The interface shows a three-column page. The first, second, and third columns contain the explorer, description, and console, respectively. The console is a new feature on the platform for making API calls.
It has a rich lineup of templates that can be customized according to individual needs.
- Non-clustered UI
- Users can create HTML as well as markdowns
- Not so affordable
Just like the name suggests, OpenAPI Viewer is a powerful OpenAPI 3.0 and 2.0 spec, viewer. It also works with or without a framework. One of its biggest perks is its customization, branding, and personalization capacities. Putting things in perspective, one can add external contents like links, forms, images, and different forms of media to the top and bottom of their documents.
- Easily customizable
- Very easy to use
- Supports a lot of authentication like HTTP Bearer and HTTP Basic
- The free version doesn’t contain as many helpful features
RapidDoc has one of the best API documentation tools and UI interfaces. This interface is structured like that of SwaggerUI, such that you have a single column with collapsible bars. Each bar contains a console and its corresponding JSON payloads.

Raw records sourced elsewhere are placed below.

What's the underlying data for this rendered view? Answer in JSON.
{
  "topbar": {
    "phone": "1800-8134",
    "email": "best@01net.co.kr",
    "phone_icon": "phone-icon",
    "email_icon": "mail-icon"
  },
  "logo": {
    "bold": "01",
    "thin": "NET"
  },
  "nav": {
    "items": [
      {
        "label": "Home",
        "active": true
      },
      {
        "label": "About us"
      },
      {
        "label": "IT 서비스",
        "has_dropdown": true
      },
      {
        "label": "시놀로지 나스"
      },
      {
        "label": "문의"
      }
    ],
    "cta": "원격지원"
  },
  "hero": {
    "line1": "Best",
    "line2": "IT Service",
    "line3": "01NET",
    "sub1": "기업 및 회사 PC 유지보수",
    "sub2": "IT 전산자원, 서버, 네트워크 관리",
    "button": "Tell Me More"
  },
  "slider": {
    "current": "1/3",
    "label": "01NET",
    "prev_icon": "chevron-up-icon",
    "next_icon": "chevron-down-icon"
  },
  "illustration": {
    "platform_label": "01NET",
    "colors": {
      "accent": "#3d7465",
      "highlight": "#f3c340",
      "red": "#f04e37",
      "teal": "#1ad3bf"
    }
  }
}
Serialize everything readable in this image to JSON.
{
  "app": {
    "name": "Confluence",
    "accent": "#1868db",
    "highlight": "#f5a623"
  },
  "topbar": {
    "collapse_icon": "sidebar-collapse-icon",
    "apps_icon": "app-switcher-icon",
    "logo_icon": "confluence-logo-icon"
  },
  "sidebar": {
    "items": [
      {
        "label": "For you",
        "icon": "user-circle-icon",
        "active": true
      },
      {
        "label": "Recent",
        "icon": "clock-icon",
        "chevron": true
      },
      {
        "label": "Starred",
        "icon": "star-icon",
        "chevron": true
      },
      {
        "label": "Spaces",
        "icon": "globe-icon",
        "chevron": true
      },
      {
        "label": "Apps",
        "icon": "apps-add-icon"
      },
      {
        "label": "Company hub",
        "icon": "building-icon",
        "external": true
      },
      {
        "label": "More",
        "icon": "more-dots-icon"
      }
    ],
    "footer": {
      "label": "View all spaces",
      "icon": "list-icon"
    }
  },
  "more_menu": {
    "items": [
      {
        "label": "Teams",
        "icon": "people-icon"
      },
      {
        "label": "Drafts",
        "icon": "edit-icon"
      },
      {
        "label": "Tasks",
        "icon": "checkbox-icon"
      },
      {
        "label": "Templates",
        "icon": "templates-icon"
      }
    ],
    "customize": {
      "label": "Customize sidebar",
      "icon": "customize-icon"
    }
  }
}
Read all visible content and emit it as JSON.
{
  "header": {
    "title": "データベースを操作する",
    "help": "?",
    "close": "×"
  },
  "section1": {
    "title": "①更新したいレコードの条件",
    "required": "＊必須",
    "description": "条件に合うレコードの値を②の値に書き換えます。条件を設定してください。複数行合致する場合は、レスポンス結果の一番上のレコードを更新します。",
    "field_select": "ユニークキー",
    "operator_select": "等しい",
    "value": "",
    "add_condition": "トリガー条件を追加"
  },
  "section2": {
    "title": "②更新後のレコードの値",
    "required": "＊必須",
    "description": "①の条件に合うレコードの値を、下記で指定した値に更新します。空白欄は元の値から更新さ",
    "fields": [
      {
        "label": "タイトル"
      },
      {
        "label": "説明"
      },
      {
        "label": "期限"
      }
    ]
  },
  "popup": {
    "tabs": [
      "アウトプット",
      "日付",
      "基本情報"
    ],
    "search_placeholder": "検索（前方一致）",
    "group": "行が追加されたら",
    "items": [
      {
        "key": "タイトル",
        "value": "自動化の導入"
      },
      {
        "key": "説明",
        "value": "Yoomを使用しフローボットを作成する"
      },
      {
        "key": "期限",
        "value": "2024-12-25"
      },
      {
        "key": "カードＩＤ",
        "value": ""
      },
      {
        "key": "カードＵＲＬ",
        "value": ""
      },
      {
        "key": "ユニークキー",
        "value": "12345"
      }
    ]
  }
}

The flexibility of this tool allows you to customize the theme, colors, and font of your documents and UI interface. There is also a provision for embedding external HTML code in the document.
- Great looking UI
- Comes with a lot of themes
- Web component standard
- Integrated console
- Supports Markdown
- Does not support a wide range of extensions
How to choose the right tool?
Identify what your goal(s) are
- To provide a specific experience to users (code samples, language selection options, copy functionality, interactivity)
- To showcase APIs alongside documentation
- To make life easy for documentation authors
- To provide users with try-out possibilities / functionalities to play around with your APIs
What pain points will you come up against?
- Technical learning curve to achieve desired outcome
- Coming up against a paywall for useful features or flexibility
- Unable to grow outside the constraints of the tool as your API program expands
- Security policies
- What content to include and how to structure it
Any software developer who is serious about their work should make sure they have access to good documentation tools. There are a wide variety of free Software as a Service ( SaaS ) products that can help you with this task. And yes, there are even some free tools that you can use on your own server if you want to.
When you create an app, you also have to make sure people can use it. A step in that process is documentation. Documentation usually involves writing about the purpose of each function as well as the required and optional parameters. If your application is particularly complex or feature-rich, this may be a daunting task. Thankfully, there are quite a few tools that can help you with documentation. You’ve heard of Apiary before and Draft has been out for some time to generate docs in multiple languages through templates.